Barak-Erez et Amit, en revanche, ont choisi d’aller au bout du terrain historique et juridique. Ils ont pris note des actions du gouvernement jordanien. Amit a écrit que les Jordaniens ont effectivement exproprié le terrain dans un but public - loger des réfugiés - et que cela a donné aux résidents des droits qui doivent au moins être examinés avant qu’ils puissent être expulsés.
Mme Barak-Erez est allée plus loin en décidant que les Palestiniens ont le droit d’utiliser les propriétés - que le gouvernement jordanien leur a donné la permission d’y vivre, et que cette permission est toujours valable.
"La correction des injustices passées causées par les guerres et les changements de régime inclut aussi, ce qui n’est pas rare, le rétablissement des droits sur des biens volés", a-t-elle écrit. "Dans le même temps, il est impossible d’ignorer les actions qui ont été menées et la vie qui a été vécue dans le temps qui s’est écoulé. Celles-ci peuvent très bien influencer l’étendue de la restitution."
Amit, qui a dû trancher entre les points de vue opposés de ses deux collègues, n’a pas accepté la conclusion de Barak-Erez selon laquelle les Palestiniens ont un droit définitif à utiliser les propriétés. Mais ils ont de fortes revendications de propriété, a-t-il dit, et ces revendications doivent être prises en compte avant toute expulsion.
L’essentiel est que les Palestiniens puissent rester dans leurs maisons en échange du paiement d’un loyer symbolique. Ce loyer sera mis sous séquestre jusqu’à ce que le ministère de la Justice décide de la question de la propriété. Cela pourrait prendre des mois ou des années, en fonction de la motivation du ministre de la justice et des fonctionnaires du ministère à prendre une décision.
Au cours de l’année écoulée, Sheikh Jarrah est devenu un symbole national palestinien. Les menaces d’expulsion ont joué un rôle important dans la chaîne d’événements qui a conduit à la guerre de mai dernier avec le Hamas dans la bande de Gaza et aux émeutes intercommunautaires dans les villes mixtes judéo-arabes. Et avec le Ramadan qui commence le mois prochain, de nombreuses personnes ont craint que les expulsions ne déclenchent un nouveau cycle de violence.

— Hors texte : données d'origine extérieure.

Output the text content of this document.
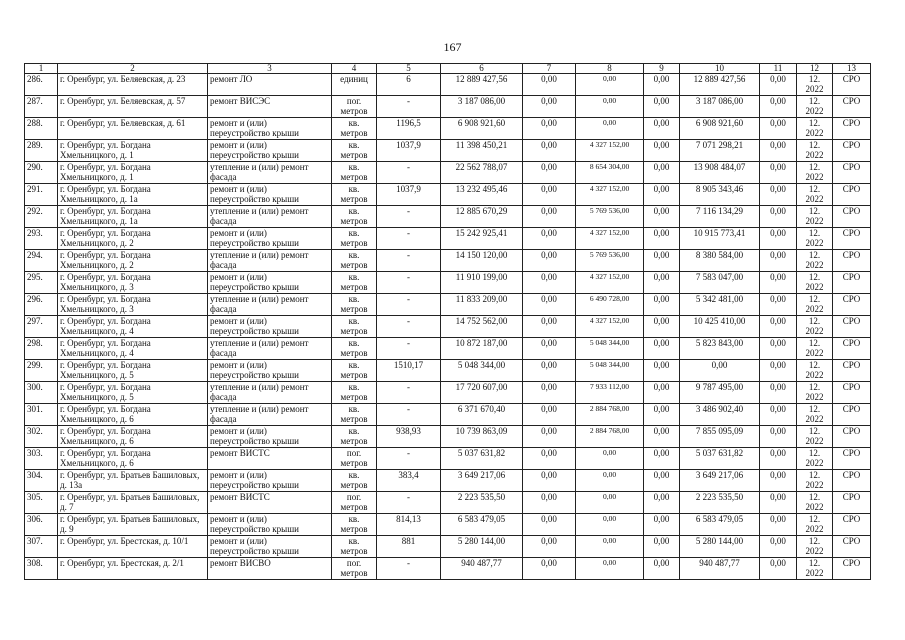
167
1	2	3	4	5	6	7	8	9	10	11	12	13
286.	г. Оренбург, ул. Беляевская, д. 23	ремонт ЛО	единиц	6	12 889 427,56	0,00	0,00	0,00	12 889 427,56	0,00	12. 2022	СРО
287.	г. Оренбург, ул. Беляевская, д. 57	ремонт ВИСЭС	пог. метров	-	3 187 086,00	0,00	0,00	0,00	3 187 086,00	0,00	12. 2022	СРО
288.	г. Оренбург, ул. Беляевская, д. 61	ремонт и (или) переустройство крыши	кв. метров	1196,5	6 908 921,60	0,00	0,00	0,00	6 908 921,60	0,00	12. 2022	СРО
289.	г. Оренбург, ул. Богдана Хмельницкого, д. 1	ремонт и (или) переустройство крыши	кв. метров	1037,9	11 398 450,21	0,00	4 327 152,00	0,00	7 071 298,21	0,00	12. 2022	СРО
290.	г. Оренбург, ул. Богдана Хмельницкого, д. 1	утепление и (или) ремонт фасада	кв. метров	-	22 562 788,07	0,00	8 654 304,00	0,00	13 908 484,07	0,00	12. 2022	СРО
291.	г. Оренбург, ул. Богдана Хмельницкого, д. 1а	ремонт и (или) переустройство крыши	кв. метров	1037,9	13 232 495,46	0,00	4 327 152,00	0,00	8 905 343,46	0,00	12. 2022	СРО
292.	г. Оренбург, ул. Богдана Хмельницкого, д. 1а	утепление и (или) ремонт фасада	кв. метров	-	12 885 670,29	0,00	5 769 536,00	0,00	7 116 134,29	0,00	12. 2022	СРО
293.	г. Оренбург, ул. Богдана Хмельницкого, д. 2	ремонт и (или) переустройство крыши	кв. метров	-	15 242 925,41	0,00	4 327 152,00	0,00	10 915 773,41	0,00	12. 2022	СРО
294.	г. Оренбург, ул. Богдана Хмельницкого, д. 2	утепление и (или) ремонт фасада	кв. метров	-	14 150 120,00	0,00	5 769 536,00	0,00	8 380 584,00	0,00	12. 2022	СРО
295.	г. Оренбург, ул. Богдана Хмельницкого, д. 3	ремонт и (или) переустройство крыши	кв. метров	-	11 910 199,00	0,00	4 327 152,00	0,00	7 583 047,00	0,00	12. 2022	СРО
296.	г. Оренбург, ул. Богдана Хмельницкого, д. 3	утепление и (или) ремонт фасада	кв. метров	-	11 833 209,00	0,00	6 490 728,00	0,00	5 342 481,00	0,00	12. 2022	СРО
297.	г. Оренбург, ул. Богдана Хмельницкого, д. 4	ремонт и (или) переустройство крыши	кв. метров	-	14 752 562,00	0,00	4 327 152,00	0,00	10 425 410,00	0,00	12. 2022	СРО
298.	г. Оренбург, ул. Богдана Хмельницкого, д. 4	утепление и (или) ремонт фасада	кв. метров	-	10 872 187,00	0,00	5 048 344,00	0,00	5 823 843,00	0,00	12. 2022	СРО
299.	г. Оренбург, ул. Богдана Хмельницкого, д. 5	ремонт и (или) переустройство крыши	кв. метров	1510,17	5 048 344,00	0,00	5 048 344,00	0,00	0,00	0,00	12. 2022	СРО
300.	г. Оренбург, ул. Богдана Хмельницкого, д. 5	утепление и (или) ремонт фасада	кв. метров	-	17 720 607,00	0,00	7 933 112,00	0,00	9 787 495,00	0,00	12. 2022	СРО
301.	г. Оренбург, ул. Богдана Хмельницкого, д. 6	утепление и (или) ремонт фасада	кв. метров	-	6 371 670,40	0,00	2 884 768,00	0,00	3 486 902,40	0,00	12. 2022	СРО
302.	г. Оренбург, ул. Богдана Хмельницкого, д. 6	ремонт и (или) переустройство крыши	кв. метров	938,93	10 739 863,09	0,00	2 884 768,00	0,00	7 855 095,09	0,00	12. 2022	СРО
303.	г. Оренбург, ул. Богдана Хмельницкого, д. 6	ремонт ВИСТС	пог. метров	-	5 037 631,82	0,00	0,00	0,00	5 037 631,82	0,00	12. 2022	СРО
304.	г. Оренбург, ул. Братьев Башиловых, д. 13а	ремонт и (или) переустройство крыши	кв. метров	383,4	3 649 217,06	0,00	0,00	0,00	3 649 217,06	0,00	12. 2022	СРО
305.	г. Оренбург, ул. Братьев Башиловых, д. 7	ремонт ВИСТС	пог. метров	-	2 223 535,50	0,00	0,00	0,00	2 223 535,50	0,00	12. 2022	СРО
306.	г. Оренбург, ул. Братьев Башиловых, д. 9	ремонт и (или) переустройство крыши	кв. метров	814,13	6 583 479,05	0,00	0,00	0,00	6 583 479,05	0,00	12. 2022	СРО
307.	г. Оренбург, ул. Брестская, д. 10/1	ремонт и (или) переустройство крыши	кв. метров	881	5 280 144,00	0,00	0,00	0,00	5 280 144,00	0,00	12. 2022	СРО
308.	г. Оренбург, ул. Брестская, д. 2/1	ремонт ВИСВО	пог. метров	-	940 487,77	0,00	0,00	0,00	940 487,77	0,00	12. 2022	СРО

La décision de mardi s’ajoute à celle prise la semaine dernière par un tribunal d’instance, qui a reporté l’expulsion de la famille Salem de son logement situé de l’autre côté de Sheikh Jarrah. Ces deux décisions garantissent qu’au moins sur le front de Sheikh Jarrah, et au moins pour les prochaines semaines, nous pouvons espérer le calme.
Ce calme pourrait toutefois être perturbé par les frictions constantes entre les habitants, la police et les personnes qui se rendent au bureau que le législateur Itamar Ben-Gvir a ouvert dans le quartier et qui s’y trouve toujours. Les violences de lundi près de la porte de Damas de la vieille ville montrent également que Jérusalem peut fournir de nombreux autres prétextes à la violence.
Mais pour l’instant, les habitants de Sheikh Jarrah peuvent respirer un peu mieux. Ils ne sont plus des squatters.